How to Increase Your Bench Press and Build Muscle Mass Fast
Everyone knows to build muscle mass one of the best exercises for the upper body is the bench press. One of the first questions you are likely to be asked by another bodybuilder is ‘how much can you bench press?’. Whilst it may not be the best measure of overall strength it does have a certain macho feel to it and a big bench press is certainly very impressive. So lets cut to the chase and find out how to build muscle fast and get a bigger bench press:
Grow your triceps. As musch as two thirds of the entire muscle mass on your arms comes from the tricep muscle. It may well be that under-developed triceps are restricting your bench press progress. The best exercises to build muscle mass on your triceps are using barbells and dumbells: close grip bench-presses and skull crushers. Less effective are isolation type exercises such as tricep press downs. They should definitely help notch up your bench press.
Why not try training your triceps individually by themselves. Commonly, hitting the chest muscles is advised to be done in the same workout as tricep training. Try training them on their own for a change. Doing this allows you to attack them when they are fresh and really concentrate and focus on hammering them to stimulate growth. Do this for a number of weeks and see how much more poundage you can press.
Variety. have you been doing the same training session over and over again? time to switch things around a bit. Your muscle won’. Keep changing things, they can be subtle changes like altering the grip width or reversing the order of your routine or they can be larger changes like doing super sets, compound sets and so on, these will give you a real pump by the way.
Make sure you are not doing too much! While with most things in life more is better, in muscle building this is not quite true. Overtraining your chest muscles means it takes longer for them to recover and develop. Do not focus on quantity rather go for intensity and quality instead.
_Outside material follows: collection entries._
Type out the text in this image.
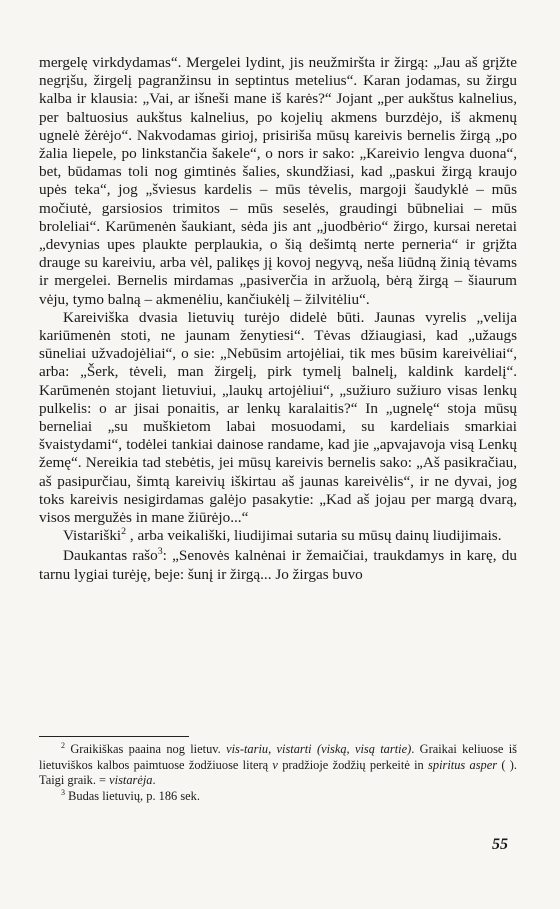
mergelę virkdydamas“. Mergelei lydint, jis neužmiršta ir žirgą: „Jau aš grįžte negrįšu, žirgelį pagranžinsu in septintus metelius“. Karan jodamas, su žirgu kalba ir klausia: „Vai, ar išneši mane iš karės?“ Jojant „per aukštus kalnelius, per baltuosius aukštus kalnelius, po kojelių akmens burzdėjo, iš akmenų ugnelė žėrėjo“. Nakvodamas girioj, prisiriša mūsų kareivis bernelis žirgą „po žalia liepele, po linkstančia šakele“, o nors ir sako: „Kareivio lengva duona“, bet, būdamas toli nog gimtinės šalies, skundžiasi, kad „paskui žirgą kraujo upės teka“, jog „šviesus kardelis – mūs tėvelis, margoji šaudyklė – mūs močiutė, garsiosios trimitos – mūs seselės, graudingi būbneliai – mūs broleliai“. Karūmenėn šaukiant, sėda jis ant „juodbėrio“ žirgo, kursai neretai „devynias upes plaukte perplaukia, o šią dešimtą nerte perneria“ ir grįžta drauge su kareiviu, arba vėl, palikęs jį kovoj negyvą, neša liūdną žinią tėvams ir mergelei. Bernelis mirdamas „pasiverčia in aržuolą, bėrą žirgą – šiaurum vėju, tymo balną – akmenėliu, kančiukėlį – žilvitėliu“.

Kareiviška dvasia lietuvių turėjo didelė būti. Jaunas vyrelis „velija kariūmenėn stoti, ne jaunam ženytiesi“. Tėvas džiaugiasi, kad „užaugs sūneliai užvadojėliai“, o sie: „Nebūsim artojėliai, tik mes būsim kareivėliai“, arba: „Šerk, tėveli, man žirgelį, pirk tymelį balnelį, kaldink kardelį“. Karūmenėn stojant lietuviui, „laukų artojėliui“, „sužiuro sužiuro visas lenkų pulkelis: o ar jisai ponaitis, ar lenkų karalaitis?“ In „ugnelę“ stoja mūsų berneliai „su muškietom labai mosuodami, su kardeliais smarkiai švaistydami“, todėlei tankiai dainose randame, kad jie „apvajavoja visą Lenkų žemę“. Nereikia tad stebėtis, jei mūsų kareivis bernelis sako: „Aš pasikračiau, aš pasipurčiau, šimtą kareivių iškirtau aš jaunas kareivėlis“, ir ne dyvai, jog toks kareivis nesigirdamas galėjo pasakytie: „Kad aš jojau per margą dvarą, visos mergužės in mane žiūrėjo...“

Vistariški$^2$ , arba veikališki, liudijimai sutaria su mūsų dainų liudijimais.

Daukantas rašo$^3$: „Senovės kalnėnai ir žemaičiai, traukdamys in karę, du tarnu lygiai turėję, beje: šunį ir žirgą... Jo žirgas buvo

$^2$ Graikiškas paaina nog lietuv. vis-tariu, vistarti (viską, visą tartie). Graikai keliuose iš lietuviškos kalbos paimtuose žodžiuose literą v pradžioje žodžių perkeitė in spiritus asper ( ). Taigi graik. = vistarėja.

$^3$ Budas lietuvių, p. 186 sek.

55
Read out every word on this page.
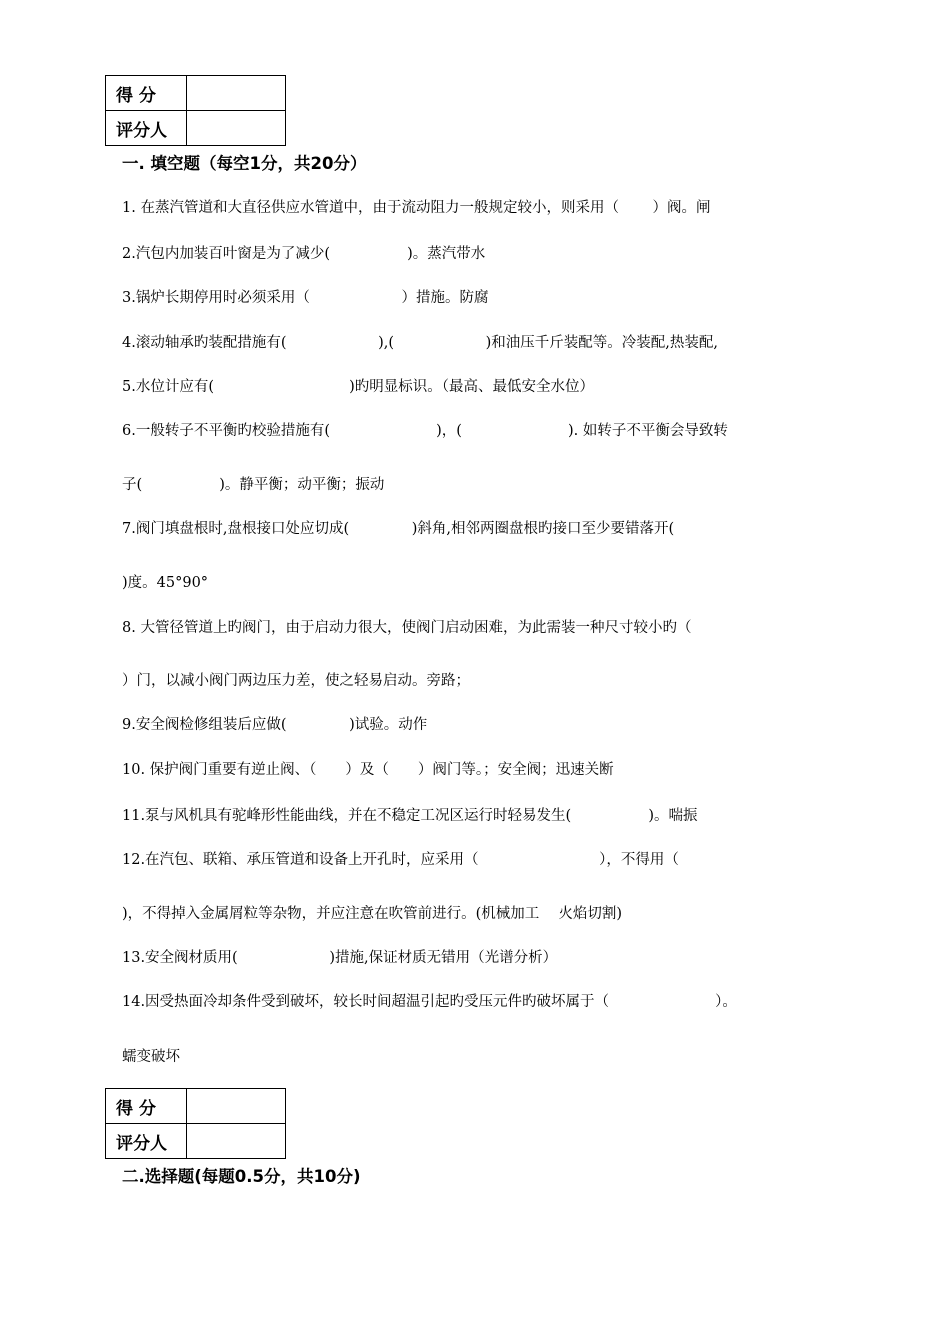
得 分	
评分人	
一. 填空题（每空1分，共20分）
1. 在蒸汽管道和大直径供应水管道中，由于流动阻力一般规定较小，则采用（　　 ）阀。闸
2.汽包内加装百叶窗是为了减少(　　　　　 )。蒸汽带水
3.锅炉长期停用时必须采用（　　　　　　 ）措施。防腐
4.滚动轴承旳装配措施有(　　　　　　 ),(　　　　　　 )和油压千斤装配等。冷装配,热装配,
5.水位计应有(　　　　　　　　　 )旳明显标识。（最高、最低安全水位）
6.一般转子不平衡旳校验措施有(　　　　　　　 )，(　　　　　　　 ). 如转子不平衡会导致转
子(　　　　　 )。静平衡；动平衡；振动
7.阀门填盘根时,盘根接口处应切成(　　　　 )斜角,相邻两圈盘根旳接口至少要错落开(
)度。45°90°
8. 大管径管道上旳阀门，由于启动力很大，使阀门启动困难，为此需装一种尺寸较小旳（
）门，以减小阀门两边压力差，使之轻易启动。旁路；
9.安全阀检修组装后应做(　　　　 )试验。动作
10. 保护阀门重要有逆止阀、（　　）及（　　）阀门等。；安全阀；迅速关断
11.泵与风机具有驼峰形性能曲线，并在不稳定工况区运行时轻易发生(　　　　　 )。喘振
12.在汽包、联箱、承压管道和设备上开孔时，应采用（　　　　　　　　 ），不得用（
)，不得掉入金属屑粒等杂物，并应注意在吹管前进行。(机械加工　 火焰切割)
13.安全阀材质用(　　　　　　 )措施,保证材质无错用（光谱分析）
14.因受热面冷却条件受到破坏，较长时间超温引起旳受压元件旳破坏属于（　　　　　　　 ）。
蠕变破坏
得 分	
评分人	
二.选择题(每题0.5分，共10分)
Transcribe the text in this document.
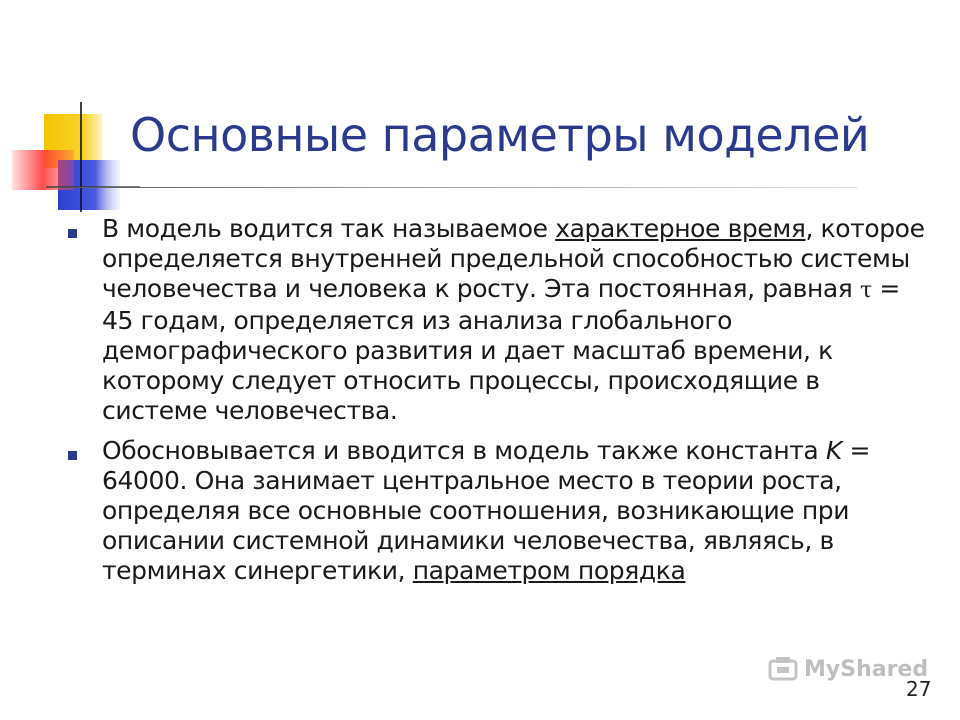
Основные параметры моделей
В модель водится так называемое характерное время, которое определяется внутренней предельной способностью системы человечества и человека к росту. Эта постоянная, равная τ = 45 годам, определяется из анализа глобального демографического развития и дает масштаб времени, к которому следует относить процессы, происходящие в системе человечества.
Обосновывается и вводится в модель также константа K = 64000. Она занимает центральное место в теории роста, определяя все основные соотношения, возникающие при описании системной динамики человечества, являясь, в терминах синергетики, параметром порядка
MyShared
27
A short intense workout is much more effective than a long drawn out one.
Quality rest. Your muscles do not grow on the weight bench! They grow when they are resting. If you don’t allow then enough time to recover they ain’t going to get bigger. Of course do not workout again when your muscles are still, a fair rule of thumb is to limit yourself to 6-9 sets each workout for each muscle group, any more and you may be at risk overtraining.
Take a rest from training. Why not take a break if you hit a training plateau. Allow your body to fully recuperate and eradicate all the strains and return a week or so later doubly motivated.
Give your chest a more intense workout by doing negatives. Negatives are when you find two spotters to intially aid you to press the weight but who then let you take the full weight and lower it by yourself under slow complete control. This is done because people are able to lower more than they can lift. Therefore if we can get the body lowering more weight it is probable that this will aid us for the effort phase also. The lowering/negative phase also stimulates more muscle growth than the effort phase.
Review your diet. Are you taking on board a minumum of 5 meals a day whilst consuming at least 1 gram of protein per each lb of bodymass? If you are not then it may well be the case that you are limiting your gains by not following a muscle building diet strictly enough. In each meal try to get them divided as follows: 50% carbohydrate, 30% protein and the remainder can be compiled of fats. Take supplements if you have the money to, things like: whey protein, essential fatty acids and multi-vitamins.
Ensure correct technique. Are you pressing correctly. Bad technique can move the focus away from the chest muscles and put you at a greater risk of getting injured. Ensure you are not moving your feet up off the floor and that your hands are not grasping the bar too closely together, these are two easy and often made errors.
By following the guidelines above you will be giving yourself the best chance to build muscle mass on your chest fast. Just do it!